Conceptual Revisited. About Mario Torres García

Link to the article in A*DESK

In a playful and nostalgic way at the same time, Mario García Torres’ work tends to revisit conceptual art. In his first solo exhibition in Barcelona he investigates the secrets that accompanied a work by Robert Barry.

Like other artists of his generation, Mario García Torres (Mexico, 1975) is a direct heir to the discourses of conceptual artists of the 60s and 70s. However, the most notable aspect of García Torres’ approach is an almost detective-like or historiographical interest in exploring works, proposals or moments that are not very visible in conceptual art in order to, from a personal point of view, discover new readings and meanings.

With his work, García Torres shows the apathy with which art history is written by republishing the same data, descriptions and interpretations in successive studies, without subjecting them to critical revisions. In this way, a work based on instructions can go down in history as a simple statement without anyone ever taking the trouble to investigate the proposal, its processes, its participants and, why not, its results. In this way, works that at the time tried to integrate art and life, to put the emphasis on the process over the finished object, that resisted being shown (and recorded, presented and preserved) and that proposed to test the limits of the institution, were incorporated into history as simple statements, as records or as documents that could not be transmitted except when “deactivated.”

Based on these concerns, Mario García Torres intends to activate some of these proposals, to bring the potential of stories to the forefront or, in other words, to bring us closer to important but low-visibility moments. With a very conceptual approach, García Torres’ exhibition at Espai 13 is articulated around four works that, from different perspectives, bring up numerous issues that bring us closer to conceptual references from new perspectives. Something like “everything you always wanted to know about conceptual art but were afraid to ask.” In that sense, the most outstanding piece in the exhibition is “What happens in Halifax, stays in Halifax (in 36 slides)”, in which the artist did research on a proposal by Robert Barry from 1969 that consisted of a group of art students in Halifax (Canada) thinking up a shared idea and keeping it secret, even from Barry himself. García Torres’ interest was focused not so much on talking to Barry in the first instance, but with the students participating in the project. To do this, he had to locate each one of them and question them about an event that had taken place in their lives more than thirty years ago, with the aim of analyzing what it meant for them to participate in this proposal and, at the end of the process, contact Barry and find out what the piece meant to him, although this is an aspect that is secondary for García Torres. The formal result is a projection of thirty-six slides in which images of the locations associated with the project are combined with subtitles, giving rise to an essay that gives new meaning to Barry’s proposal.

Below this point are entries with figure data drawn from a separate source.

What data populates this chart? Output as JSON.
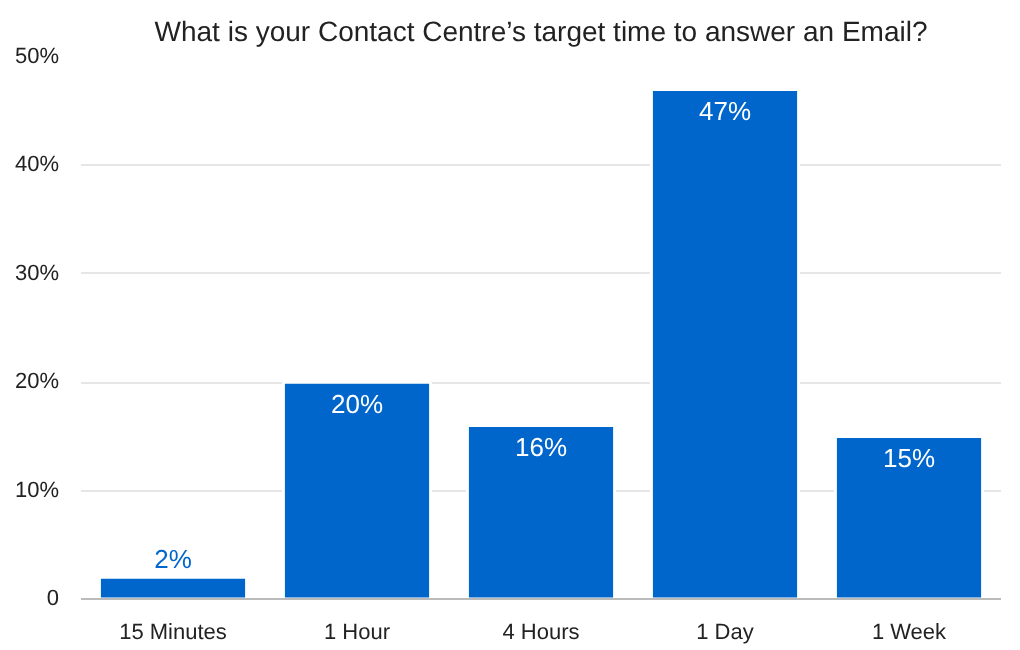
{
  "chart_data": {
    "type": "bar",
    "title": "What is your Contact Centre’s target time to answer an Email?",
    "categories": [
      "15 Minutes",
      "1 Hour",
      "4 Hours",
      "1 Day",
      "1 Week"
    ],
    "values": [
      2,
      20,
      16,
      47,
      15
    ],
    "value_labels": [
      "2%",
      "20%",
      "16%",
      "47%",
      "15%"
    ],
    "color": "#0066cc",
    "ylim": [
      0,
      50
    ],
    "yticks": [
      0,
      {
        "value": 10,
        "label": "10%"
      },
      {
        "value": 20,
        "label": "20%"
      },
      {
        "value": 30,
        "label": "30%"
      },
      {
        "value": 40,
        "label": "40%"
      },
      {
        "value": 50,
        "label": "50%"
      }
    ],
    "grid": "y"
  }
}
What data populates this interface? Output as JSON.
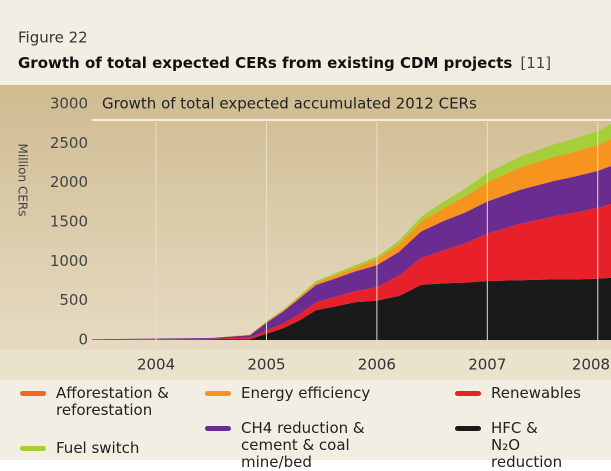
{
  "figure_label": "Figure 22",
  "chart_data": {
    "type": "stacked_area",
    "title": "Growth of total expected CERs from existing CDM projects",
    "reference": "[11]",
    "subtitle": "Growth of total expected accumulated 2012 CERs",
    "y_label": "Million CERs",
    "x": [
      2003.42,
      2004.5,
      2004.85,
      2005.0,
      2005.15,
      2005.3,
      2005.45,
      2005.6,
      2005.8,
      2006.0,
      2006.2,
      2006.4,
      2006.6,
      2006.8,
      2007.0,
      2007.3,
      2007.6,
      2007.8,
      2008.0,
      2008.12
    ],
    "xlim": [
      2003.42,
      2008.12
    ],
    "xticks": [
      2004,
      2005,
      2006,
      2007,
      2008
    ],
    "ylim": [
      0,
      3000
    ],
    "yticks": [
      0,
      500,
      1000,
      1500,
      2000,
      2500,
      3000
    ],
    "series": [
      {
        "name": "HFC & N₂O reduction",
        "color": "#1a1a1a",
        "values": [
          0,
          5,
          10,
          80,
          150,
          250,
          380,
          420,
          480,
          500,
          560,
          700,
          720,
          730,
          750,
          760,
          770,
          770,
          780,
          790
        ]
      },
      {
        "name": "Renewables",
        "color": "#e8202a",
        "values": [
          5,
          10,
          20,
          40,
          60,
          80,
          100,
          120,
          140,
          170,
          260,
          340,
          420,
          500,
          600,
          720,
          800,
          850,
          900,
          940
        ]
      },
      {
        "name": "CH4 reduction & cement & coal mine/bed",
        "color": "#6a2c91",
        "values": [
          5,
          10,
          30,
          100,
          150,
          200,
          220,
          230,
          250,
          280,
          300,
          340,
          370,
          390,
          410,
          430,
          450,
          460,
          470,
          480
        ]
      },
      {
        "name": "Afforestation & reforestation",
        "color": "#f26522",
        "values": [
          0,
          0,
          0,
          0,
          0,
          0,
          0,
          0,
          0,
          5,
          5,
          5,
          5,
          5,
          5,
          5,
          5,
          5,
          5,
          5
        ]
      },
      {
        "name": "Energy efficiency",
        "color": "#f7941d",
        "values": [
          0,
          0,
          5,
          10,
          15,
          20,
          30,
          40,
          50,
          70,
          90,
          120,
          160,
          200,
          240,
          280,
          300,
          310,
          320,
          340
        ]
      },
      {
        "name": "Fuel switch",
        "color": "#a6ce39",
        "values": [
          0,
          0,
          5,
          10,
          10,
          15,
          20,
          25,
          30,
          35,
          45,
          60,
          80,
          100,
          120,
          140,
          160,
          170,
          180,
          190
        ]
      }
    ]
  }
}
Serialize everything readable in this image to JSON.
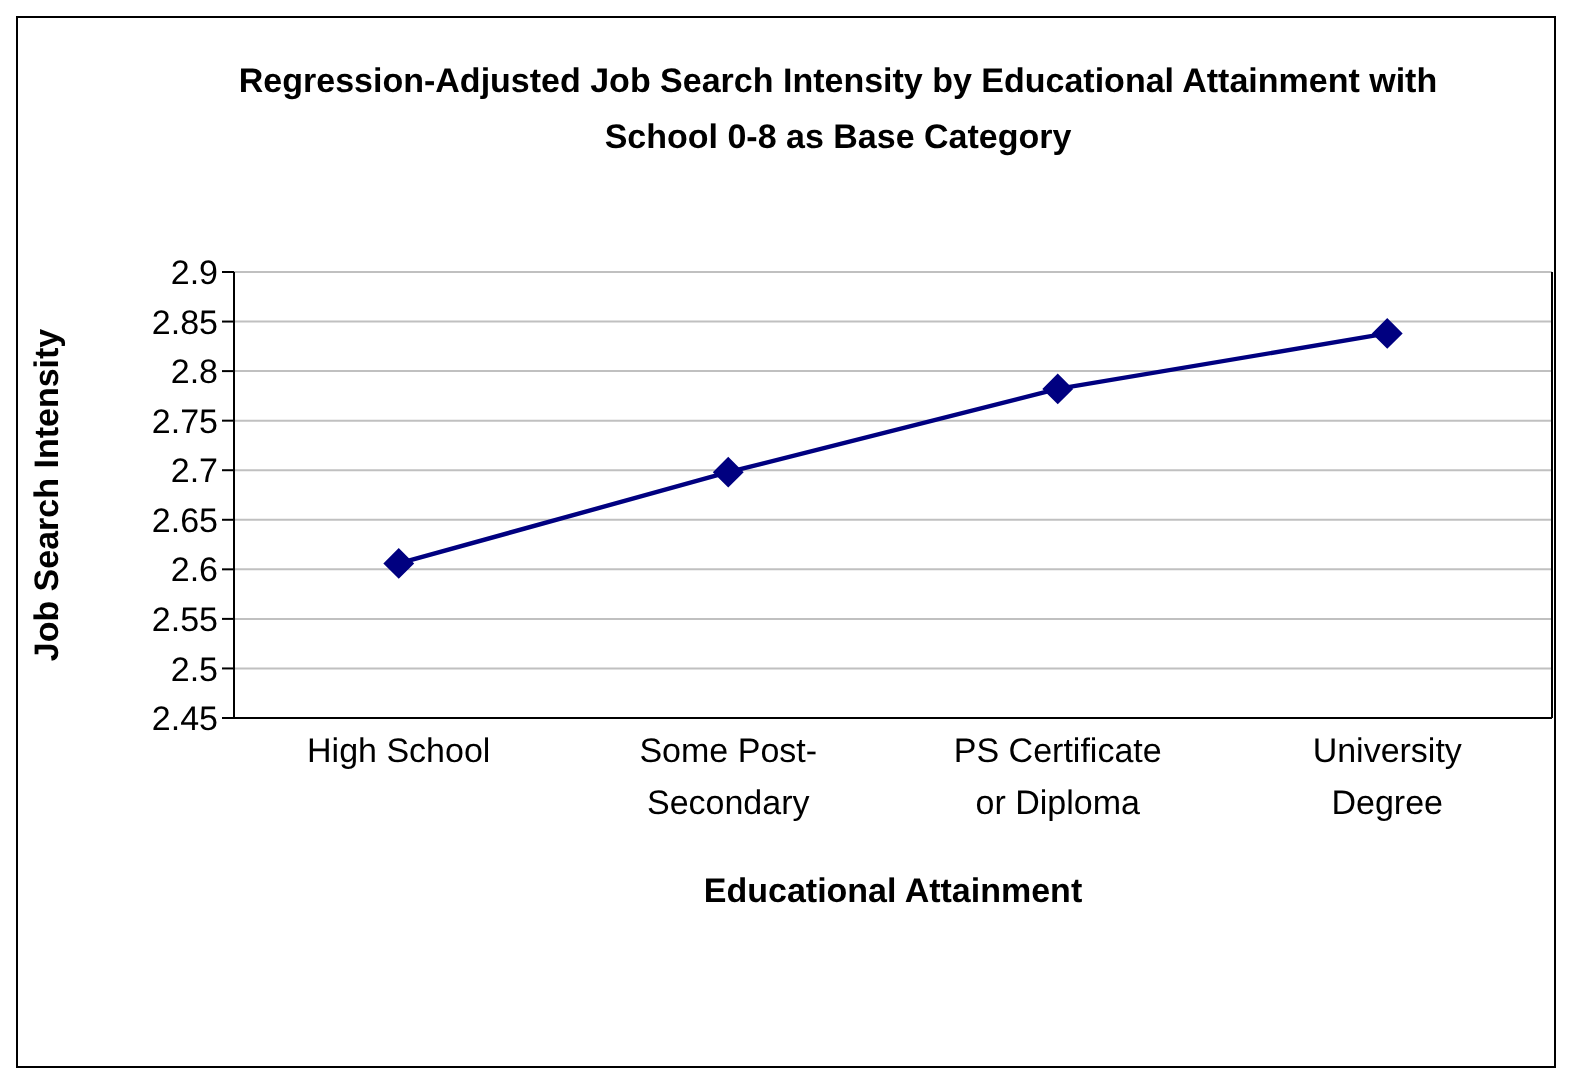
{
  "chart_data": {
    "type": "line",
    "title": "Regression-Adjusted Job Search Intensity by Educational Attainment with School 0-8 as Base Category",
    "xlabel": "Educational Attainment",
    "ylabel": "Job Search Intensity",
    "categories": [
      "High School",
      "Some Post-Secondary",
      "PS Certificate or Diploma",
      "University Degree"
    ],
    "series": [
      {
        "color": "#000080",
        "values": [
          2.606,
          2.698,
          2.782,
          2.838
        ]
      }
    ],
    "ylim": [
      2.45,
      2.9
    ],
    "yticks": [
      2.45,
      2.5,
      2.55,
      2.6,
      2.65,
      2.7,
      2.75,
      2.8,
      2.85,
      2.9
    ],
    "grid": "y",
    "marker": "diamond",
    "line_style": "solid",
    "legend": false
  }
}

Memory and its ambiguities, what is shown and what is hidden, what remains and what is lost, dematerialization and its historicization are treated in “Transparencies of the non-act”, about Oscar Neuestern, a little-known artist whose work was based on the concept of absence: interested in the visual, he did not allow his works to be recorded. It matters little whether Neuestern really existed, what is relevant is the reflection on radicality, authenticity, how history is written and how it transcends. The notions of secrecy, rumor, oral transmission, experience and its recording are relevant aspects to review the conceptual and are also aspects explored by current artists. We cannot help but relate the instructions to the works of Peter Liversidge or Dora García, the idea of ​​secrecy, again with Dora García or the oral transmission of the works and the lack of records with Tino Seghal. Liversidge, García, Seghal and García Torres are part of a genealogy of artists who are heirs to conceptual art, aware of it and critical at the same time.

The lack of balance that sometimes exists between the importance of a work and its visibility, the experience of things and the way in which they are communicated and survive in history, the potential of stories, the stories that remain in the background and whose significance is discovered much later, the versions, adaptations and reenactments, the collective or participatory projects are just some of the themes explored in this exhibition that constitutes an intelligent review of some aspects of conceptual art; for this very reason, an intelligent work by Mario García Torres and, by extension, an intelligent choice by Tres, curator of the “Silenci Explícit” series.